Here are my vague ideas (inspired on how it is coded): $$ \sigma(\mathbf{X}) = \frac{1}{1 + \exp(-\mathbf{X})} $$ \begin{split} \mathrm{d} \sigma(\mathbf{X}) & = \frac{-1 \left[ \exp(-\mathbf{X}) \odot \mathrm{d} (-\mathbf{X}) \right]}{\left( 1 + \exp(-\mathbf{X}) \right)^2} =\\ & = \frac{-1 \left[ \exp(-\mathbf{X}) \odot (-\mathbf{1}) \odot \mathrm{d} \mathbf{X} \right]}{\left( 1 + \exp(-\mathbf{X}) \right)^2} = \\ & = \frac{ \mathbf{1} \odot \exp(-\mathbf{X}) \odot \mathrm{d} \mathbf{X} }{\left( 1 + \exp(-\mathbf{X}) \right)^2} = \\ & = \frac{\mathbf{1}}{1 + \exp(-\mathbf{X})} \odot \frac{\exp(-\mathbf{X}) + \mathbf{1} - \mathbf{1} }{1 + \exp(-\mathbf{X})} \odot \mathrm{d} \mathbf{X} =\\ & = \sigma(\mathbf{X}) \odot (\mathbf{1} - \sigma(\mathbf{X})) \odot \mathrm{d} \mathbf{X} \end{split}

The result matches how I would code it yet the derivation just does not seem right.

Answer 1

I think things can be made a little simpler than your (correct) derivation.
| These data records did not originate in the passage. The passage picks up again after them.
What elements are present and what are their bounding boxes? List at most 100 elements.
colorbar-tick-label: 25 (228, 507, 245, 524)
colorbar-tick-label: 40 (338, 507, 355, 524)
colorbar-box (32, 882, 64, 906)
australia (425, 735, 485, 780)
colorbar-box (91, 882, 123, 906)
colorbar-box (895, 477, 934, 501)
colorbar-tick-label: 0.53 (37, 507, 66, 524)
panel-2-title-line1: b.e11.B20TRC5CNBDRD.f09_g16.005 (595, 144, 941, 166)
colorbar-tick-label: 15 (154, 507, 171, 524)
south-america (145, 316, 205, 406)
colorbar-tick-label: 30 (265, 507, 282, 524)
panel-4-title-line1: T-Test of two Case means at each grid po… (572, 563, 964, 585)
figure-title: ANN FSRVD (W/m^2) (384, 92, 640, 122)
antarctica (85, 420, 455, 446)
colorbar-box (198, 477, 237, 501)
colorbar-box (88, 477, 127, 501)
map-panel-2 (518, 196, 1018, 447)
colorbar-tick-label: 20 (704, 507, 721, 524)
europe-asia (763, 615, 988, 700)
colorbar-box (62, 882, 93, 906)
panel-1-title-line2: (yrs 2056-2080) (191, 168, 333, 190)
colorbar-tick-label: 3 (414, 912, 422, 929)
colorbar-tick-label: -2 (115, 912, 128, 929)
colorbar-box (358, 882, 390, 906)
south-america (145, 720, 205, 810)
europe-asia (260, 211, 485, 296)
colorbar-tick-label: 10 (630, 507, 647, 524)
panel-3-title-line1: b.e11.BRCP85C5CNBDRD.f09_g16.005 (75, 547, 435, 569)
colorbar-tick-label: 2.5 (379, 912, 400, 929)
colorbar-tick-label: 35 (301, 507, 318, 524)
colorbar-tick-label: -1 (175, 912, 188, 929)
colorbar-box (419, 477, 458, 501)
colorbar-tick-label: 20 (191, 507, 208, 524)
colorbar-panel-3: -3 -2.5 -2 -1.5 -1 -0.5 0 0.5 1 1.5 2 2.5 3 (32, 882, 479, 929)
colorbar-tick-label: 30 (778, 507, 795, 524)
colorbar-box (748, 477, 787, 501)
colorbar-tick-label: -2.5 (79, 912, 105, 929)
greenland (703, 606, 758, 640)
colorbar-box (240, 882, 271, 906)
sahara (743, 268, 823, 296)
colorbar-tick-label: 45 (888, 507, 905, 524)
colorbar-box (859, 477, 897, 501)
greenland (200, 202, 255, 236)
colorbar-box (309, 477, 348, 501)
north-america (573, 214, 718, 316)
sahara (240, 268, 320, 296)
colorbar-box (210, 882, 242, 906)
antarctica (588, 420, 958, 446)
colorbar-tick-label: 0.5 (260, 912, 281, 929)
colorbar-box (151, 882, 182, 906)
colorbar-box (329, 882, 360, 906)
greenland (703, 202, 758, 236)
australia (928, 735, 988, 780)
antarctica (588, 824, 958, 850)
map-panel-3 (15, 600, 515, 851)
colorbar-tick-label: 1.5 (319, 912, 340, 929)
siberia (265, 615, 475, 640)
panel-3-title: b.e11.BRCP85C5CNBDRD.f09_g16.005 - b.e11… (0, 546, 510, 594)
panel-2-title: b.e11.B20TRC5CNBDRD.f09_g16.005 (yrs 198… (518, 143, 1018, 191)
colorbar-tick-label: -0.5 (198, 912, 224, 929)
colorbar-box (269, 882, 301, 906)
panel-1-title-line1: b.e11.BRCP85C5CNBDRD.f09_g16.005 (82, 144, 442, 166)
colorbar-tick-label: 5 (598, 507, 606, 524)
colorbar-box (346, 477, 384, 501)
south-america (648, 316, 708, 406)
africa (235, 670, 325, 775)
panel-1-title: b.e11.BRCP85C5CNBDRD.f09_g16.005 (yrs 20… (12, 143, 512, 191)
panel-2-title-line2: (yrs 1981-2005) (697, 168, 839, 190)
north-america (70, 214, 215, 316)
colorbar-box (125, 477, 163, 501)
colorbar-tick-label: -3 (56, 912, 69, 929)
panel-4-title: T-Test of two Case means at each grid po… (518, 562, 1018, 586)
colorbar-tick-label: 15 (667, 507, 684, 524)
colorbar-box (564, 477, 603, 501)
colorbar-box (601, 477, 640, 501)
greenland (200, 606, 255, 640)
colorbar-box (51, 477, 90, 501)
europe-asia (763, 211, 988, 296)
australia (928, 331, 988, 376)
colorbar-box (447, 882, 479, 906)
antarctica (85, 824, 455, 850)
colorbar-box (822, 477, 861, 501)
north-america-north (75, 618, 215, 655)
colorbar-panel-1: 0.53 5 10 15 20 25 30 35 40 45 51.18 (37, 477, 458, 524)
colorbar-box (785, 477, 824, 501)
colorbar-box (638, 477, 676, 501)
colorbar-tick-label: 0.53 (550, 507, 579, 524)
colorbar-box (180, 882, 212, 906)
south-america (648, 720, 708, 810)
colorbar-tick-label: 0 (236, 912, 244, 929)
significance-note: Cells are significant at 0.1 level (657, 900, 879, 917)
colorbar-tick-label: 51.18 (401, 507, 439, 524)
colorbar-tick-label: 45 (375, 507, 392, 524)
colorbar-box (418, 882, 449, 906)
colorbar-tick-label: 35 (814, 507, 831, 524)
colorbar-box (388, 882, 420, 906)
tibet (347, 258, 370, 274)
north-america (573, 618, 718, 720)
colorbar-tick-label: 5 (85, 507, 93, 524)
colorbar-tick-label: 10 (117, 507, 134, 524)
Let $\sigma:\mathbb{R}^{m\times n}\rightarrow\mathbb{R}^{m\times n}$ apply the sigmoid function to each element. Then, just follow the chain rule for matrix calculus: $$ \frac{d}{dX}\sigma(X) = \frac{\partial \sigma}{\partial X}\frac{\partial X}{\partial X} = \frac{\partial \sigma}{\partial X} = \sigma(X)\odot[\textbf{1} - \sigma(X)] $$ where $\odot$ is the Hadamard product and $[\textbf{1}]_{ij}=1\;\forall\;i,j$. We can make the final step with the observation that: $$ \left[\frac{\partial\sigma}{\partial X}\right]_{ij} = \frac{\partial}{x_{ij}}\sigma(x_{ij}) = \sigma(x_{ij})[1 - \sigma(x_{ij})] $$ which follows from the scalar definition of the sigmoid.